Transplanting fecal microbiota from young into old mice can reverse hallmarks of aging in the gut, eyes, and brain of young mice.

The evidence has been provided by the scientists at the Quadram Institute and the University of East Anglia.

In contrast, the microbes in older mice cause inflammation in the brains of younger mice and reduce a key protein needed for normal vision.

The researcher also found that specific proteins associated with retinal degeneration were elevated in the young mice receiving microbiota from old donors.

These results show that intestinal pathogens play a role in controlling some of the harmful effects of aging.

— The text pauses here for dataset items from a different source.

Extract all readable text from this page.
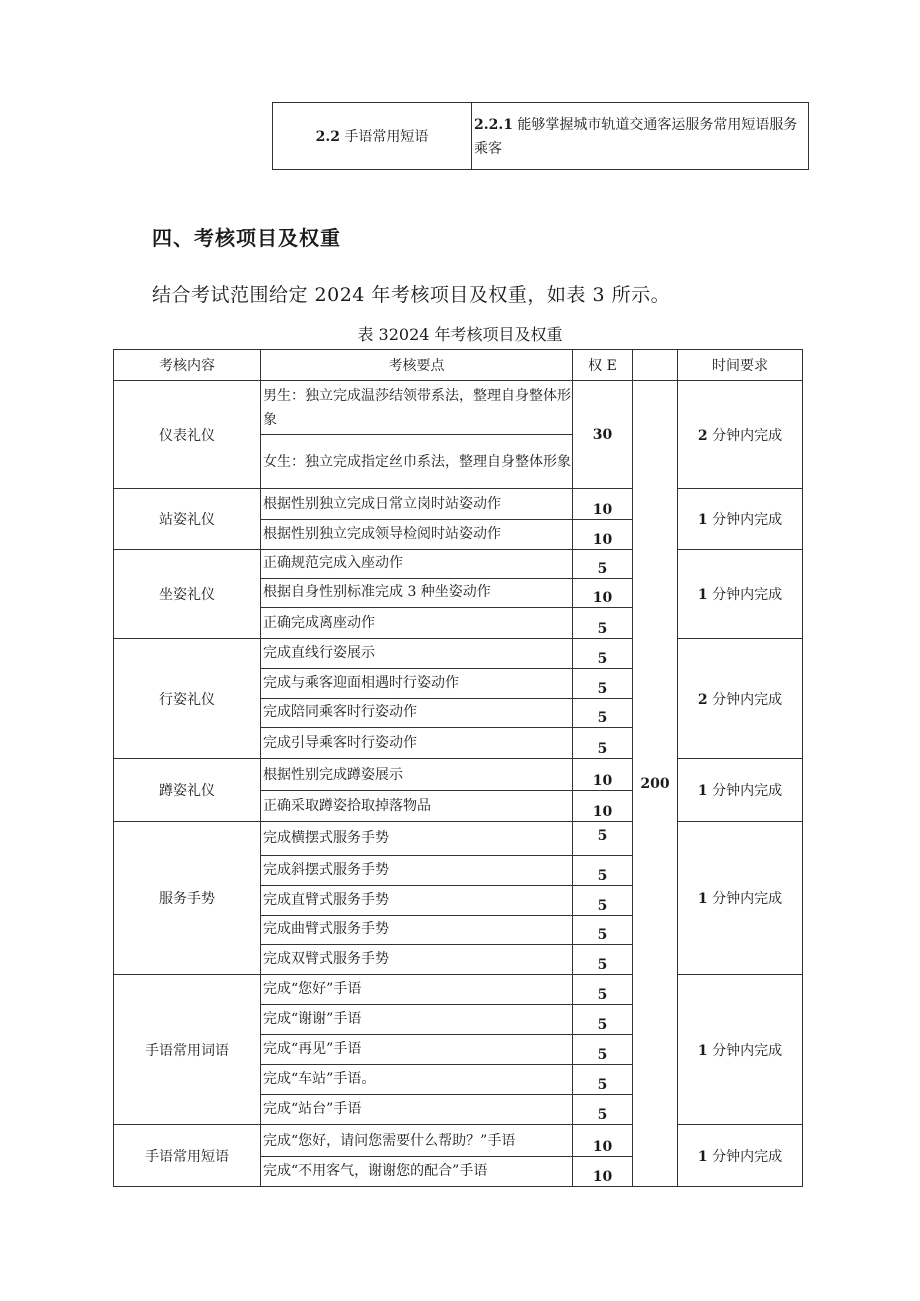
2.2 手语常用短语	2.2.1 能够掌握城市轨道交通客运服务常用短语服务乘客
四、考核项目及权重

结合考试范围给定 2024 年考核项目及权重，如表 3 所示。

表 32024 年考核项目及权重

考核内容	考核要点	权 E		时间要求
仪表礼仪	男生：独立完成温莎结领带系法，整理自身整体形象	30	200	2 分钟内完成
	女生：独立完成指定丝巾系法，整理自身整体形象			
站姿礼仪	根据性别独立完成日常立岗时站姿动作	10		1 分钟内完成
	根据性别独立完成领导检阅时站姿动作	10		
坐姿礼仪	正确规范完成入座动作	5		1 分钟内完成
	根据自身性别标准完成 3 种坐姿动作	10		
	正确完成离座动作	5		
行姿礼仪	完成直线行姿展示	5		2 分钟内完成
	完成与乘客迎面相遇时行姿动作	5		
	完成陪同乘客时行姿动作	5		
	完成引导乘客时行姿动作	5		
蹲姿礼仪	根据性别完成蹲姿展示	10		1 分钟内完成
	正确采取蹲姿拾取掉落物品	10		
服务手势	完成横摆式服务手势	5		1 分钟内完成
	完成斜摆式服务手势	5		
	完成直臂式服务手势	5		
	完成曲臂式服务手势	5		
	完成双臂式服务手势	5		
手语常用词语	完成“您好”手语	5		1 分钟内完成
	完成“谢谢”手语	5		
	完成“再见”手语	5		
	完成“车站”手语。	5		
	完成“站台”手语	5		
手语常用短语	完成“您好，请问您需要什么帮助？”手语	10		1 分钟内完成
	完成“不用客气，谢谢您的配合”手语	10		
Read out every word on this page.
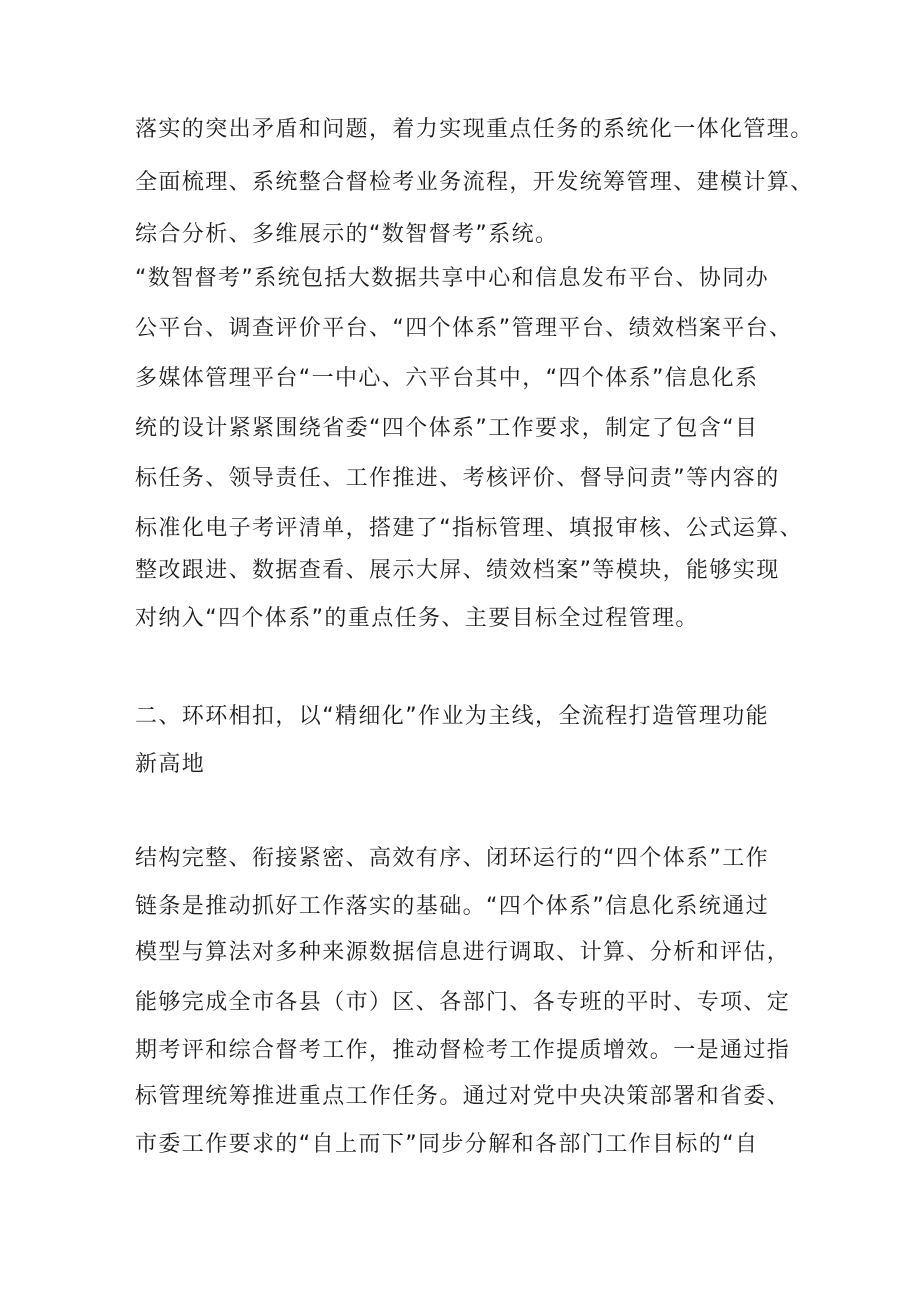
落实的突出矛盾和问题，着力实现重点任务的系统化一体化管理。
全面梳理、系统整合督检考业务流程，开发统筹管理、建模计算、
综合分析、多维展示的“数智督考”系统。
“数智督考”系统包括大数据共享中心和信息发布平台、协同办
公平台、调查评价平台、“四个体系”管理平台、绩效档案平台、
多媒体管理平台“一中心、六平台其中，“四个体系”信息化系
统的设计紧紧围绕省委“四个体系”工作要求，制定了包含“目
标任务、领导责任、工作推进、考核评价、督导问责”等内容的
标准化电子考评清单，搭建了“指标管理、填报审核、公式运算、
整改跟进、数据查看、展示大屏、绩效档案”等模块，能够实现
对纳入“四个体系”的重点任务、主要目标全过程管理。
二、环环相扣，以“精细化”作业为主线，全流程打造管理功能
新高地
结构完整、衔接紧密、高效有序、闭环运行的“四个体系”工作
链条是推动抓好工作落实的基础。“四个体系”信息化系统通过
模型与算法对多种来源数据信息进行调取、计算、分析和评估，
能够完成全市各县（市）区、各部门、各专班的平时、专项、定
期考评和综合督考工作，推动督检考工作提质增效。一是通过指
标管理统筹推进重点工作任务。通过对党中央决策部署和省委、
市委工作要求的“自上而下”同步分解和各部门工作目标的“自
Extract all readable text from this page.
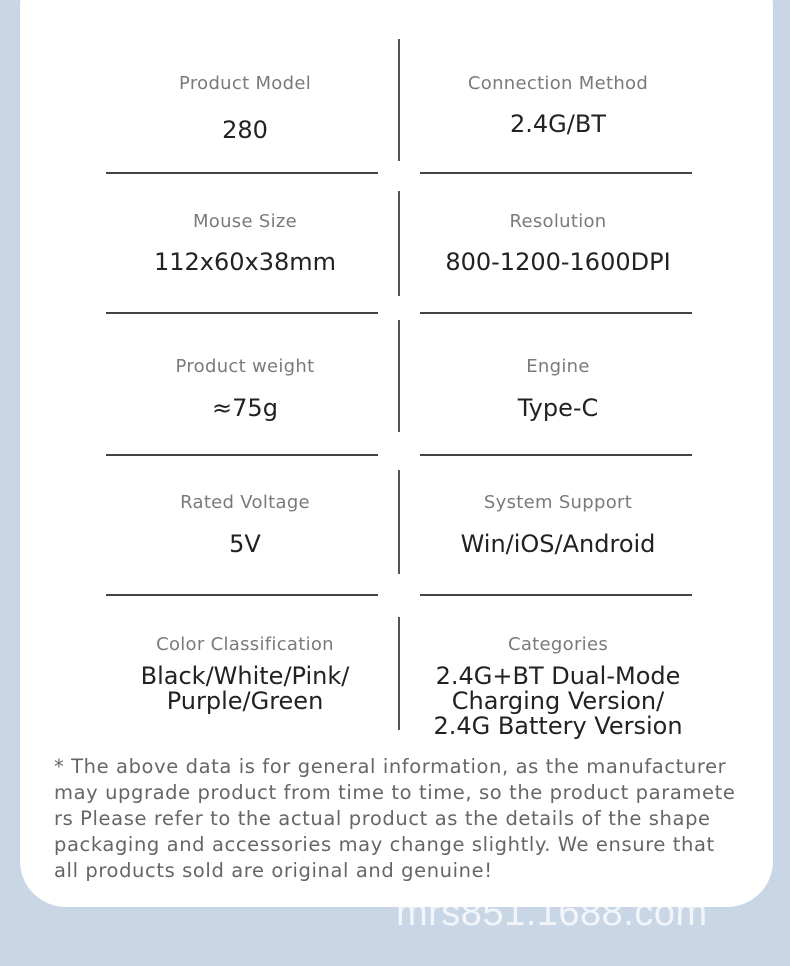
Product Model
280
Connection Method
2.4G/BT
Mouse Size
112x60x38mm
Resolution
800-1200-1600DPI
Product weight
≈75g
Engine
Type-C
Rated Voltage
5V
System Support
Win/iOS/Android
Color Classification
Black/White/Pink/
Purple/Green
Categories
2.4G+BT Dual-Mode
Charging Version/
2.4G Battery Version

* The above data is for general information, as the manufacturer

may upgrade product from time to time, so the product paramete

rs Please refer to the actual product as the details of the shape

packaging and accessories may change slightly. We ensure that

all products sold are original and genuine!

mrs851.1688.com
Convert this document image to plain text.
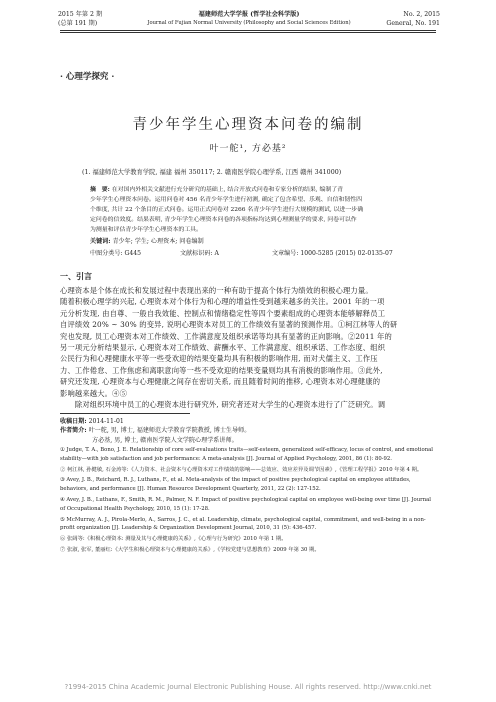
2015 年第 2 期
(总第 191 期)
福建师范大学学报 (哲学社会科学版)
Journal of Fujian Normal University (Philosophy and Social Sciences Edition)
No. 2, 2015
General, No. 191
· 心理学探究 ·
青少年学生心理资本问卷的编制
叶一舵¹, 方必基²
(1. 福建师范大学教育学院, 福建 福州 350117; 2. 赣南医学院心理学系, 江西 赣州 341000)
摘　要: 在对国内外相关文献进行充分研究的基础上, 结合开放式问卷和专家分析的结果, 编制了青
少年学生心理资本问卷。运用问卷对 456 名青少年学生进行初测, 确定了包含希望、乐观、自信和韧性四
个维度, 共计 22 个条目的正式问卷。运用正式问卷对 2266 名青少年学生进行大规模的测试, 以进一步确
定问卷的信效度。结果表明, 青少年学生心理资本问卷的各项指标均达到心理测量学的要求, 问卷可以作
为测量和评估青少年学生心理资本的工具。
关键词: 青少年; 学生; 心理资本; 问卷编制
中图分类号: G445	文献标识码: A	文章编号: 1000-5285 (2015) 02-0135-07
一、引言
心理资本是个体在成长和发展过程中表现出来的一种有助于提高个体行为绩效的积极心理力量。
随着积极心理学的兴起, 心理资本对个体行为和心理的增益性受到越来越多的关注。2001 年的一项
元分析发现, 由自尊、一般自我效能、控制点和情绪稳定性等四个要素组成的心理资本能够解释员工
自评绩效 20% ~ 30% 的变异, 说明心理资本对员工的工作绩效有显著的预测作用。①柯江林等人的研
究也发现, 员工心理资本对工作绩效、工作满意度及组织承诺等均具有显著的正向影响。②2011 年的
另一项元分析结果显示, 心理资本对工作绩效、薪酬水平、工作满意度、组织承诺、工作态度、组织
公民行为和心理健康水平等一些受欢迎的结果变量均具有积极的影响作用, 而对犬儒主义、工作压
力、工作倦怠、工作焦虑和离职意向等一些不受欢迎的结果变量则均具有消极的影响作用。③此外,
研究还发现, 心理资本与心理健康之间存在密切关系, 而且随着时间的推移, 心理资本对心理健康的
影响越来越大。④⑤
　　除对组织环境中员工的心理资本进行研究外, 研究者还对大学生的心理资本进行了广泛研究。调
收稿日期: 2014-11-01
作者简介: 叶一舵, 男, 博士, 福建师范大学教育学院教授, 博士生导师。
方必基, 男, 博士, 赣南医学院人文学院心理学系讲师。
① Judge, T. A., Bono, J. E. Relationship of core self-evaluations traits—self-esteem, generalized self-efficacy, locus of control, and emotional stability—with job satisfaction and job performance: A meta-analysis [J]. Journal of Applied Psychology, 2001, 86 (1): 80-92.
② 柯江林, 孙健敏, 石金涛等:《人力资本、社会资本与心理资本对工作绩效的影响——总效应、效应差异及调节因素》,《管理工程学报》2010 年第 4 期。
③ Avey, J. B., Reichard, R. J., Luthans, F., et al. Meta-analysis of the impact of positive psychological capital on employee attitudes, behaviors, and performance [J]. Human Resource Development Quarterly, 2011, 22 (2): 127-152.
④ Avey, J. B., Luthans, F., Smith, R. M., Palmer, N. F. Impact of positive psychological capital on employee well-being over time [J]. Journal of Occupational Health Psychology, 2010, 15 (1): 17-28.
⑤ McMurray, A. J., Pirola-Merlo, A., Sarros, J. C., et al. Leadership, climate, psychological capital, commitment, and well-being in a non-profit organization [J]. Leadership & Organization Development Journal, 2010, 31 (5): 436-457.
⑥ 张阔等:《积极心理资本: 测量及其与心理健康的关系》,《心理与行为研究》2010 年第 1 期。
⑦ 张淑, 张军, 董丽红:《大学生积极心理资本与心理健康的关系》,《学校党建与思想教育》2009 年第 30 期。
?1994-2015 China Academic Journal Electronic Publishing House. All rights reserved. http://www.cnki.net
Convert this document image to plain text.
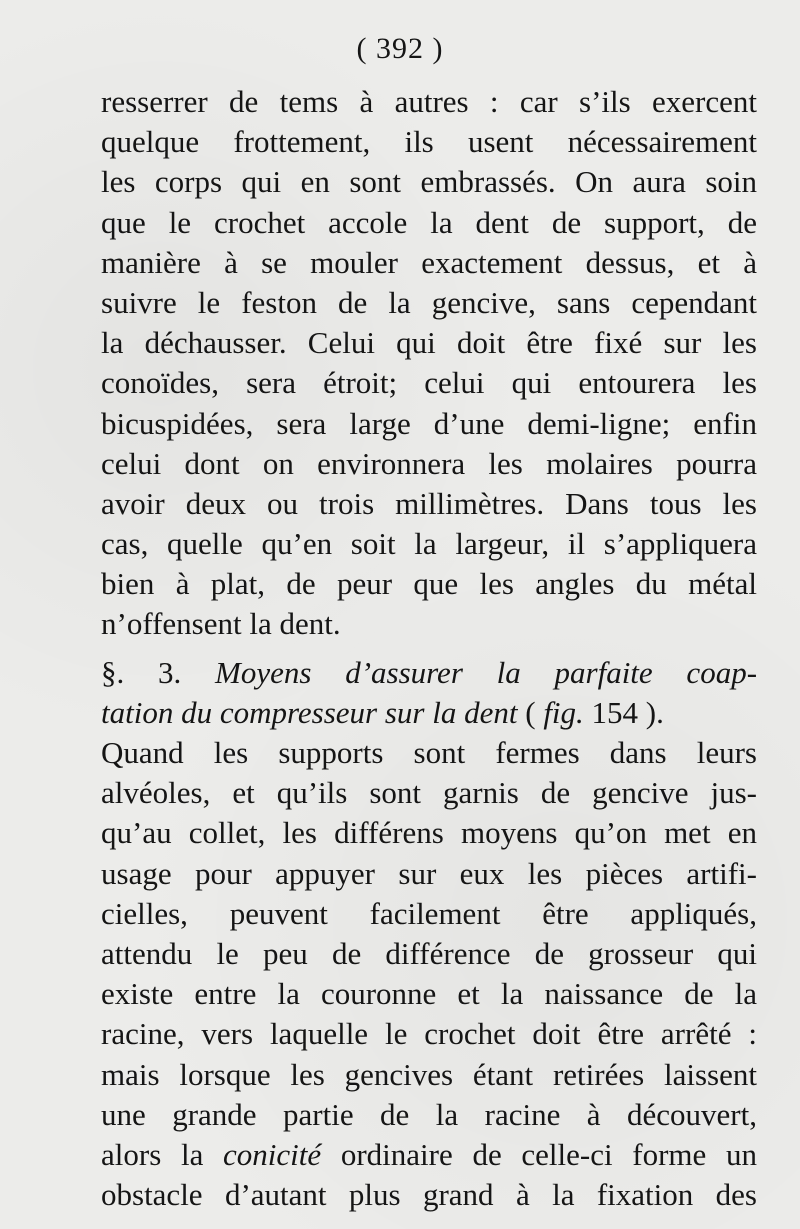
( 392 )
resserrer de tems à autres : car s’ils exercent
quelque frottement, ils usent nécessairement
les corps qui en sont embrassés. On aura soin
que le crochet accole la dent de support, de
manière à se mouler exactement dessus, et à
suivre le feston de la gencive, sans cependant
la déchausser. Celui qui doit être fixé sur les
conoïdes, sera étroit; celui qui entourera les
bicuspidées, sera large d’une demi-ligne; enfin
celui dont on environnera les molaires pourra
avoir deux ou trois millimètres. Dans tous les
cas, quelle qu’en soit la largeur, il s’appliquera
bien à plat, de peur que les angles du métal
n’offensent la dent.
§. 3. Moyens d’assurer la parfaite coap-
tation du compresseur sur la dent ( fig. 154 ).
Quand les supports sont fermes dans leurs
alvéoles, et qu’ils sont garnis de gencive jus-
qu’au collet, les différens moyens qu’on met en
usage pour appuyer sur eux les pièces artifi-
cielles, peuvent facilement être appliqués,
attendu le peu de différence de grosseur qui
existe entre la couronne et la naissance de la
racine, vers laquelle le crochet doit être arrêté :
mais lorsque les gencives étant retirées laissent
une grande partie de la racine à découvert,
alors la conicité ordinaire de celle-ci forme un
obstacle d’autant plus grand à la fixation des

The research was funded by the Biotechnology and Biological Sciences Research Council, part of UK Research and Innovation.

‘Fecal microbiota transfer between young and aged mice reverses hallmarks of the aging gut, eye, and brain’ is published in the journal Microbiome.

A new Faecal Microbiota Transplantation (FMT) facility is being built in the Quadram Institute of East Anglia.

 The FMT will work on microbiota replacement therapy (MRT) as well as other trials for microbiota-related conditions.

In ongoing studies, the team is now working to understand how long these positive effects can last.

The researcher are also working to identify the beneficial components of the young donor microbiota and how they impact on organs distant from the gut.

This study opens up the possibility of gut microbe-based therapy to combat the decline in later life.